Replacing Teachers with Emotion
Teachers mean well. By teachers, I mean you.
You mean well.
After all, you're here, aren't you -- looking for resources to become a better teacher or administrator? And you're in education to begin with -- that's a selfless and Sisyphean pursuit in itself. You want what's best for the future of mankind, so you decided to teach. Went to college, learned about Vygotskyand Piaget, and here you are on Edutopia, finding out what makes learners tick.
That part's simple: it's emotion that makes them tick.
Emotion in Children
The need to belong, the desire to be understood, the instinct to understand -- these are all universal human emotions that do not fade with time, vary across generations, or stop just because you've got algebra to teach. They lord over a student's mind constantly, and require more than a little bit of "social and emotional learning" -- they require emotion at the core.
But in western education -- being the purveyors of both ambition and science that we are -- we've tried a more analytical route, attempting to decode how learning happens (and the human genome as well, not ironically).

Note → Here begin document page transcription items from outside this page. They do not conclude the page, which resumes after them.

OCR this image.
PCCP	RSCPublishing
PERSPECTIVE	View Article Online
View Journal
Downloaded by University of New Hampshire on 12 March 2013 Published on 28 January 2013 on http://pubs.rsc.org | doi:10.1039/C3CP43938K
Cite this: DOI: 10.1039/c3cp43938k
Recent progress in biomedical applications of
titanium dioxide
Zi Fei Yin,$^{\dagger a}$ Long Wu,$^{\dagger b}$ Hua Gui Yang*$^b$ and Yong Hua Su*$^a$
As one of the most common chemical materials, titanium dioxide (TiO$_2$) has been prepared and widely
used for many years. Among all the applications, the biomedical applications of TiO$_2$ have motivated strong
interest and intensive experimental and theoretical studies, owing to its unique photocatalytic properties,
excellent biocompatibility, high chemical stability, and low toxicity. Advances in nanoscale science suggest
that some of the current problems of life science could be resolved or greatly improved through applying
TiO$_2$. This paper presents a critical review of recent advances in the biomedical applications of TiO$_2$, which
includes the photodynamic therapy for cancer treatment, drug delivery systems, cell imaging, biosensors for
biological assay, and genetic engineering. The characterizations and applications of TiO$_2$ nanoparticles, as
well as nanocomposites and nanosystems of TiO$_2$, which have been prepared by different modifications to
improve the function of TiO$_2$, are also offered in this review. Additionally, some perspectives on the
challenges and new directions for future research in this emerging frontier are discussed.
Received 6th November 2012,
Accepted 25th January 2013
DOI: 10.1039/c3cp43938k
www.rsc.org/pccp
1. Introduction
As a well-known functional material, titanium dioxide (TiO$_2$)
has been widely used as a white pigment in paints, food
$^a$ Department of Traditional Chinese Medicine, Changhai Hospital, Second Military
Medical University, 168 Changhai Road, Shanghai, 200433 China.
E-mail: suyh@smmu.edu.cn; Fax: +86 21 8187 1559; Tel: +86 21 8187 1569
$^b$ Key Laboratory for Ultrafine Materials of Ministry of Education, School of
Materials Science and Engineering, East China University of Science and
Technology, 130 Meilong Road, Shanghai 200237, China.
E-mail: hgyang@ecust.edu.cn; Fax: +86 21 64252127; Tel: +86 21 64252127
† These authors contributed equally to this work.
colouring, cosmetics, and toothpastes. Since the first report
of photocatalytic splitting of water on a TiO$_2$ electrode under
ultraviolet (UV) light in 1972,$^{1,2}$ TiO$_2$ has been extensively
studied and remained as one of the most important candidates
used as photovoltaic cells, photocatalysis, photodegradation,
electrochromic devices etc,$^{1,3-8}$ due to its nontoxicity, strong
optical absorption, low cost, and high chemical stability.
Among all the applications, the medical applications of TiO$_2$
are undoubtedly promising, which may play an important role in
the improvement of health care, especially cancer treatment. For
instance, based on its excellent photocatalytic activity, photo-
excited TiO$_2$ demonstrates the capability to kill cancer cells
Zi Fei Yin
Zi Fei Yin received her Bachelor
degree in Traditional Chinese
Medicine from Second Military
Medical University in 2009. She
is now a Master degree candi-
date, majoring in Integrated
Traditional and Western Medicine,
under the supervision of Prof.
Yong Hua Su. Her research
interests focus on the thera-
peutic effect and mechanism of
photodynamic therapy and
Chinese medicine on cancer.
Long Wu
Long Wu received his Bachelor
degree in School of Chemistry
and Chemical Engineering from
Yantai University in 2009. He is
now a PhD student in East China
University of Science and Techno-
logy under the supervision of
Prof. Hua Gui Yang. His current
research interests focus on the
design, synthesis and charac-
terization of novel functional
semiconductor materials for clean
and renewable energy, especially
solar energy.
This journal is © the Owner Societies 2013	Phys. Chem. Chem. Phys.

We've found its characteristics, we look for research and data that prove we're not wasting our time, and then we struggle mightily to get the results we want.
While every multiple choice question has a distractor -- an answer to tempt the responder to choose the answer that's nearly right -- it might be that assessment itself is the distractor, because few experiences are as cognitively arresting as a rigorous academic exam.
A solution, though, is well within reach.
Replace teachers -- that means you -- with emotion.
The Neuroscience of Emotion and Learning
Of course, there's neuroscience jargon that explains how emotion impacts learning. A 2007 Johns Hopkins School of Medicine study explains:
Emotion enhances our ability to form vivid memories of even trivial events. Norepinephrine (NE), a neuromodulator released during emotional arousal, plays a central role in the emotional regulation of memory . . . Our results indicate that NE-driven phosphorylation of GluR1 facilitates the synaptic delivery of GluR1-containing AMPARs, lowering the threshold for LTP, thereby providing a molecular mechanism for how emotion enhances learning and memory.
So emotion enhances learning by flooding the brain with biological actuators of memory. In education, we look for symptoms of these emotions, maybe engagement or creativity.
Or the ultimate prize in K-12: proficiency.
We then look to crude mechanisms that will cause these symptoms -- we group students, give them "voice and choice," ask them to "predict what might happen," and then have them turn to an elbow partner to discuss how their predictions did and did not pan out.
We hang Marzano's 9 on the wall, and go to our weekly data team meetings to try to figure out what's going on, all the while missing the rub.
None of this causes emotion, and emotion doesn't cause learning anyway.
It supersedes learning.
An Analogy
"Students may never remember what you taught them, but will never forget how you made them feel." This age-old saying is dead-on. It gets at the conundrum facing every teacher every day as he or she begins class: while you look for your students' attention and try to cause engagement, it's their emotions you need to skillfully identify, navigate and masterfully manipulate.
A robot learning Chaucer is a robot nonetheless.
An admittedly dramatic analogy might help sort it all out:
Teaching is a minor act that in itself causes nothing; understanding is the detonator, and emotion is the mushroom cloud.